En diciembre de 2015 tuve la inmensa satisfacción de ser parte del jurado que otorgó a los poetas Manuel Díaz Martínez y Rafael Alcides el Premio Nacional de Literatura Independiente ‘Gastón Baquero’. Fue un premio muy bien compartido. Por muchas razones. Ambos, excelentes poetas, miembros de la Generación del 50 (los dos mejores, a mi criterio), grandes amigos, dignos a prueba de todo, sin claudicar, uno en el exilio en Canarias y el otro en La Habana, eran como las dos caras de una misma moneda. O una tesis y su antítesis.
Manuel Díaz Martínez, sin apartarse más de lo necesario de la realidad, es el más metafísico de los poetas de la Generación del 50. En su poesía, aunque nunca deja de sonar cubana, se siente el eco de Quevedo y Machado. Es tierna, nostálgica y conmovedora, pero de ningún modo, y aunque no le falten motivos para serlo, melodramática. Ni siquiera cuando habla de la pérdida de su esposa Ofelia, su musa, en los versos de Acta Veneciana, o de la Patria, en ese poema suyo que bien mereciera ser el himno de los exiliados.
Sobre su obra, Díaz Martínez ha escrito: “En mis años juveniles pretendí hacer una poesía que fuese como me imaginaba la realidad, y soñaba con una realidad que era como me imaginaba la poesía. Hoy lo que me apetece y busco es una poesía de mí mismo en la realidad que vivo…Si mi evolución se hubiese detenido en la etapa inicial, ahora sería visto como un poeta optimista y tendría todo el limbo por delante”.

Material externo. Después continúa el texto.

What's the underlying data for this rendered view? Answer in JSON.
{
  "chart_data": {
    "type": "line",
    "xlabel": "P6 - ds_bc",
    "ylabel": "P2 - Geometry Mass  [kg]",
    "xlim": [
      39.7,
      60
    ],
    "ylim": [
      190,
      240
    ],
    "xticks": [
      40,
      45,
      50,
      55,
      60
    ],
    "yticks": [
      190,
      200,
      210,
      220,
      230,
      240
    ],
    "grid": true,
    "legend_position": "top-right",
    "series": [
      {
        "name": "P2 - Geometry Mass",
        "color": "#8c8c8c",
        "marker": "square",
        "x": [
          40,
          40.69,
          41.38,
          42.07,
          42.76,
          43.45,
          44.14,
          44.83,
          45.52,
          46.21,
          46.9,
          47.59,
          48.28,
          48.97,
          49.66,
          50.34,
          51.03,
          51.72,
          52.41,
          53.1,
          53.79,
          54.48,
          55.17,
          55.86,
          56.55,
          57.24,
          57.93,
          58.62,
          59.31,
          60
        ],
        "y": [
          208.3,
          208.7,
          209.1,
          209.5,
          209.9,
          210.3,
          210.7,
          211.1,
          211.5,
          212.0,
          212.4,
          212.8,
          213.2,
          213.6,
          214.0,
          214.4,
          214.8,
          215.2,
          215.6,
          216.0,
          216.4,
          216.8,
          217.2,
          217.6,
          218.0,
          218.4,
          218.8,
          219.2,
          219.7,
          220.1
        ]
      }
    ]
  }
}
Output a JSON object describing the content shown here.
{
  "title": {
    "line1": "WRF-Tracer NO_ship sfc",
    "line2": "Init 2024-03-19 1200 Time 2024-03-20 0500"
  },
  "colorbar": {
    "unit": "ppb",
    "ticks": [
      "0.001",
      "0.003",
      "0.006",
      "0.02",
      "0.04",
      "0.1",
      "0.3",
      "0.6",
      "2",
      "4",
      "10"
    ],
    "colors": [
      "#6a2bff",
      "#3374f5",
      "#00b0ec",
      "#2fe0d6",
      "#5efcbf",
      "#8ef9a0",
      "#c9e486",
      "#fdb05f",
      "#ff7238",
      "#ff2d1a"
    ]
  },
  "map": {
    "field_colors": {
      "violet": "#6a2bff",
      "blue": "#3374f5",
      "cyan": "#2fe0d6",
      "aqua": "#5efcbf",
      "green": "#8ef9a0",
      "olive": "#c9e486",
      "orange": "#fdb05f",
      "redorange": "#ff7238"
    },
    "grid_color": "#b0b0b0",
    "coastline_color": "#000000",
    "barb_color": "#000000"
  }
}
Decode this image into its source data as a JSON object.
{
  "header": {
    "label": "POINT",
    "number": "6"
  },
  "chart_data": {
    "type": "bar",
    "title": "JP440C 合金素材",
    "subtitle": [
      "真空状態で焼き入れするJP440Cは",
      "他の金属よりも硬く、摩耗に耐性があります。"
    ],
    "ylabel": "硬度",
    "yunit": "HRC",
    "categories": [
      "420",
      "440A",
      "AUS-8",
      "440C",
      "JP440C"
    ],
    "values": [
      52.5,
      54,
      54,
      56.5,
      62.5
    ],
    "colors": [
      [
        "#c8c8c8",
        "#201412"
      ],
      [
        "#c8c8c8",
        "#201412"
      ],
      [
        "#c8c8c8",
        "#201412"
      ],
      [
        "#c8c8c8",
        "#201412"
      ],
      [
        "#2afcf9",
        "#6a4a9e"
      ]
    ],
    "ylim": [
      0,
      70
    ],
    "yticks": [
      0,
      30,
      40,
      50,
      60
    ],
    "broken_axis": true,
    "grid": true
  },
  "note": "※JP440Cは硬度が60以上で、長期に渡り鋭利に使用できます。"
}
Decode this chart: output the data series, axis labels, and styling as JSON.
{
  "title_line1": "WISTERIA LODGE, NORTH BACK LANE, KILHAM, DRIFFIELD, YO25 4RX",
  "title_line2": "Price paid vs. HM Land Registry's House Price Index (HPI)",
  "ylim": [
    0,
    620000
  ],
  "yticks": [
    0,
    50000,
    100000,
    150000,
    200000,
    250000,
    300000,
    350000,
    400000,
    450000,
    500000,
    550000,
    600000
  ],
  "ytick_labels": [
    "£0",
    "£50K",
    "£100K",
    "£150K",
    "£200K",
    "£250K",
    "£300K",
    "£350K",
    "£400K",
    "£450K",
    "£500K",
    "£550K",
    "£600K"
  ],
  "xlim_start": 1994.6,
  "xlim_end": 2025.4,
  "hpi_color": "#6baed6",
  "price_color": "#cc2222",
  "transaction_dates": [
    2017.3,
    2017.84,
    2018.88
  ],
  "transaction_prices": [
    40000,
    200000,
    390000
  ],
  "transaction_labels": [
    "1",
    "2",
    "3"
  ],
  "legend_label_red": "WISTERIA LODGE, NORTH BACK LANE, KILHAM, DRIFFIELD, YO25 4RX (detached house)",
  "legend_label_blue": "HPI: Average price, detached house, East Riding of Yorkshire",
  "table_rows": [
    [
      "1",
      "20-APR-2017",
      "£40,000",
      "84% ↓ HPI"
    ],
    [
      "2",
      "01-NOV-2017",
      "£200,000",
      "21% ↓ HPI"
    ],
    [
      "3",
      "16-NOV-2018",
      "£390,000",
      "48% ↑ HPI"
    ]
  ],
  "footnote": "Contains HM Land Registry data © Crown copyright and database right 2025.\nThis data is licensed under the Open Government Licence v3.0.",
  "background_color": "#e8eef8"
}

El poeta se considera parte de una generación frustrada que “se empeñó en reducir a realidad una utopía” y a los que timó un ilusionista que se hizo pasar por iluminado.
Díaz Martínez, que fue uno de los represaliados del caso Padilla, en vez de esperar que los mandamases lo rehabilitaran y hasta le concedieran un premio nacional de literatura, como hicieron con los demás a cambio de que permanecieran mansos y obedientes, rompió públicamente con la dictadura al firmar en 1991 la Carta de los Diez. Como a pesar de las amenazas no se retractó, se vio obligado a marchar al exilio.
Sobre esa actitud, años después, entrevistado por Rafael Alcides (Manuel Díaz Martínez entrevista, Encuentro de la Cultura Cubana, número 40, 2006), explicaría: “Me deprimiría insoportablemente que se recompensara mi obediencia cuando lo que me place es desobedecer. El placer que sentí cuando me rebelé contra los poderes que intentaron en 1991 pisotearme en lo político y humillarme en lo personal, y que lo habían conseguido en 1968, es indescriptible y solo comparable al que me embarga cada vez que me detengo a pensar que ya esas potestades no pueden tiranizarme por más que quisieran”.
Manuel Díaz Martínez ha dejado bien claro que si en la patria no cabe la libertad, él prefiere morirse de distancia.